Fue entonces cuando oyó los sollozos, que procedían del patio posterior de la tienda. Alí apretó con fuerza el puño y se acercó sigilosamente a la entrada del patio. Allí, junto al yunque, estaba el aprendiz de Yazid, sentado en el suelo, al lado del cuerpo de su patrón. El muchacho se rodeaba las rodillas con los brazos y se balanceaba adelante y atrás mientras sollozaba desconsoladamente.

Yazid tenía los ojos abiertos y la cabeza partida como una calabaza. El martillo todavía estaba hundido en su cráneo y el mango señalaba hacia el lloroso aprendiz, quien tenía los pies hundidos en el charco de sangre oscura que brotaba de las espantosas heridas de Yazid.

Alí se acercó al muchacho y le tocó el hombro. El aprendiz apoyó las manos en el suelo, se levantó con dificultad y se quedó de pie, delante de Alí, con los dedos chorreando sangre del cadáver. Parecía que los ojos fueran a salírsele de las órbitas.

—¿Lo has hecho tú? —preguntó Alí soltando el arma de su bolsillo y señalando el cadáver.

El muchacho cayó de rodillas.

—No, supongo que no —murmuró Alí.

—¡Señor! ¡Señor! ¡Está muerto! —exclamó el aprendiz y a continuación inhaló una larga y temblorosa bocanada de aire.

—No creo que haya ninguna duda al respecto —comentó Alí.

—¡Oí cómo sucedía, señor! —exclamó el muchacho, y volvió a levantarse—. ¡Fue con el martillo, señor!

—Creo que en eso, probablemente, también tengas razón —comentó Alí, y tuvo que esforzarse para no echarse a reír—. Entonces, ¿si no fuiste tú, quién lo hizo?
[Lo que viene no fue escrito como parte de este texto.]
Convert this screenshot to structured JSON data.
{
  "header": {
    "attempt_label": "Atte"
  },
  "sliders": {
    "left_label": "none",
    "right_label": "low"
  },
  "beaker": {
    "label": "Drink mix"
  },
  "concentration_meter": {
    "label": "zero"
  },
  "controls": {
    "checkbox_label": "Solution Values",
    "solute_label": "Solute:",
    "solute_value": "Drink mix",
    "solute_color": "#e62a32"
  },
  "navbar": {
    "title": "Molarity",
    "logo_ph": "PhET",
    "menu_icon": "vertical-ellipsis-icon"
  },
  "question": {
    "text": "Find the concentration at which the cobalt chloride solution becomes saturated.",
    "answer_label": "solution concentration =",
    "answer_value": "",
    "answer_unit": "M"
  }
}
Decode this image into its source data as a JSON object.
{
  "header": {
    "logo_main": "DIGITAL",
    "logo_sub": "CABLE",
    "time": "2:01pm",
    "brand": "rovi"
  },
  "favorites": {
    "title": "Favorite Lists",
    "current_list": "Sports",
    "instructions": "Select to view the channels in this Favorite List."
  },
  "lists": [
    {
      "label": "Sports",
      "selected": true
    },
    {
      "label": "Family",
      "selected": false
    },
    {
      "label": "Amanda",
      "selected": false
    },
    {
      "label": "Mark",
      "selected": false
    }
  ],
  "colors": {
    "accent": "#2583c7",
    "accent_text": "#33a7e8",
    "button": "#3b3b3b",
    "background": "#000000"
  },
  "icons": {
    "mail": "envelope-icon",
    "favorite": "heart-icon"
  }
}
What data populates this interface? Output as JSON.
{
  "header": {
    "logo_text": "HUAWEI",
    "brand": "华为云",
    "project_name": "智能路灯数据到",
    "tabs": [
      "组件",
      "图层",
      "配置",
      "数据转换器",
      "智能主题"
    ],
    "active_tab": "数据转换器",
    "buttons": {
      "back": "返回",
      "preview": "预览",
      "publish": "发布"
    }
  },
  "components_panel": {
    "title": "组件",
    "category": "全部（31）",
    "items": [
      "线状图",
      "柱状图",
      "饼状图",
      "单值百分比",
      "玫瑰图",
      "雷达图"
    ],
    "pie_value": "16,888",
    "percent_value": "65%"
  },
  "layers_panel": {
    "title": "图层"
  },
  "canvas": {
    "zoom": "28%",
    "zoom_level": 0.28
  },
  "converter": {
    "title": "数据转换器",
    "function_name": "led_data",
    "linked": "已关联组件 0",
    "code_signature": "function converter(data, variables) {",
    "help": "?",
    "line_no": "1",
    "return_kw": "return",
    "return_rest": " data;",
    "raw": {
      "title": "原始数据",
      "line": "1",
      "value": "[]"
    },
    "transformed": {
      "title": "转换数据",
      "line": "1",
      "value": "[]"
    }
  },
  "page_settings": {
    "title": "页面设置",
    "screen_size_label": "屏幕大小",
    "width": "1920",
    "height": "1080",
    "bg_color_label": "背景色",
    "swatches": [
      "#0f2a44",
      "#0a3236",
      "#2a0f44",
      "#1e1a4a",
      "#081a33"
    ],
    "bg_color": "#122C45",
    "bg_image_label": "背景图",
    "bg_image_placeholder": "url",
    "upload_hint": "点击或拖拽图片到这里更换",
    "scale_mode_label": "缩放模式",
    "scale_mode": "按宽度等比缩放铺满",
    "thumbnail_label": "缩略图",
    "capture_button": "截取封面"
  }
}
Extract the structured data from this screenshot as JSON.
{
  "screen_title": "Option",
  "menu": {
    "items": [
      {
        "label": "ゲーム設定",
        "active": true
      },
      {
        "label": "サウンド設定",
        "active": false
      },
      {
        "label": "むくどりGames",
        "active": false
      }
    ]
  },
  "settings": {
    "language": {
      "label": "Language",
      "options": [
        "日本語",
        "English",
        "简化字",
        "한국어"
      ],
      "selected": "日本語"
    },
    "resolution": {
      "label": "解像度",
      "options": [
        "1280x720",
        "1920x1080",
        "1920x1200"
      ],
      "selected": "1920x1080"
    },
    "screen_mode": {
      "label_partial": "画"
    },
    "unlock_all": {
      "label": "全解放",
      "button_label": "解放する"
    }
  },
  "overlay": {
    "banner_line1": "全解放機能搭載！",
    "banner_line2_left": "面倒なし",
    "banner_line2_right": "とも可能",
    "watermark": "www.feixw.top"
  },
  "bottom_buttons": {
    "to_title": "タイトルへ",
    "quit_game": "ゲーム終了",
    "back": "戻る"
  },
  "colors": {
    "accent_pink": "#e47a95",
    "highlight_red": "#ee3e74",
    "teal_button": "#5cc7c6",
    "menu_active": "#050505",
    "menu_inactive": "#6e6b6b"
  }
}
—Fue un bereber, señor; un hombre vestido como un bereber.

—¿Vestía un albornoz negro?

—Sí, señor.

—Será mejor que vengas conmigo.

El muchacho miró a Alí y retrocedió atemorizado.

—¿Quién sois vos? ¿Por qué queréis que os acompañe?

—Trabajo para el visir. El querrá hablar contigo.

—¿Cómo sé que lo que decís es verdad?

Alí introdujo una mano en el bolsillo y, cuando la sacó, blandió el arma de los nudillos frente a la cara del aprendiz.

—Confía en mí —declaró con voz clara y grave—. Tú eliges: puedes venir conmigo al Alcázar como un buen chico o puedo llevarte a rastras tirándote del cabello después de haberte golpeado con esto. ¿Qué prefieres?

El aprendiz volvió a caer de rodillas gimoteando y asintiendo con la cabeza.

—Buena elección —declaró Alí—. Ahora cálmate, lávate con el agua de la cuba y, cuando hayas terminado, iremos al Alcázar. No creo que al visir le gustara verte cubierto de sangre.

—Ahora ya no tiene sentido enviar a un guardia para que vigile los movimientos de Yazid al Haddad, excelencia —declaró Alí mientras se sentaba en un taburete en la sala de trabajo del visir.

—¿Por qué no? —preguntó Hasdai.

—Porque no se va a mover. Yace junto al yunque de su tienda con el cráneo destrozado.

—¡Ah! ¿Y sabemos quién es el responsable? —preguntó Hasdai.

—Creo que sí, excelencia. He dejado al aprendiz de Yazid en la sala de guardia. El vio al asesino brevemente y oyó cómo le aplastaba la cabeza a su patrón.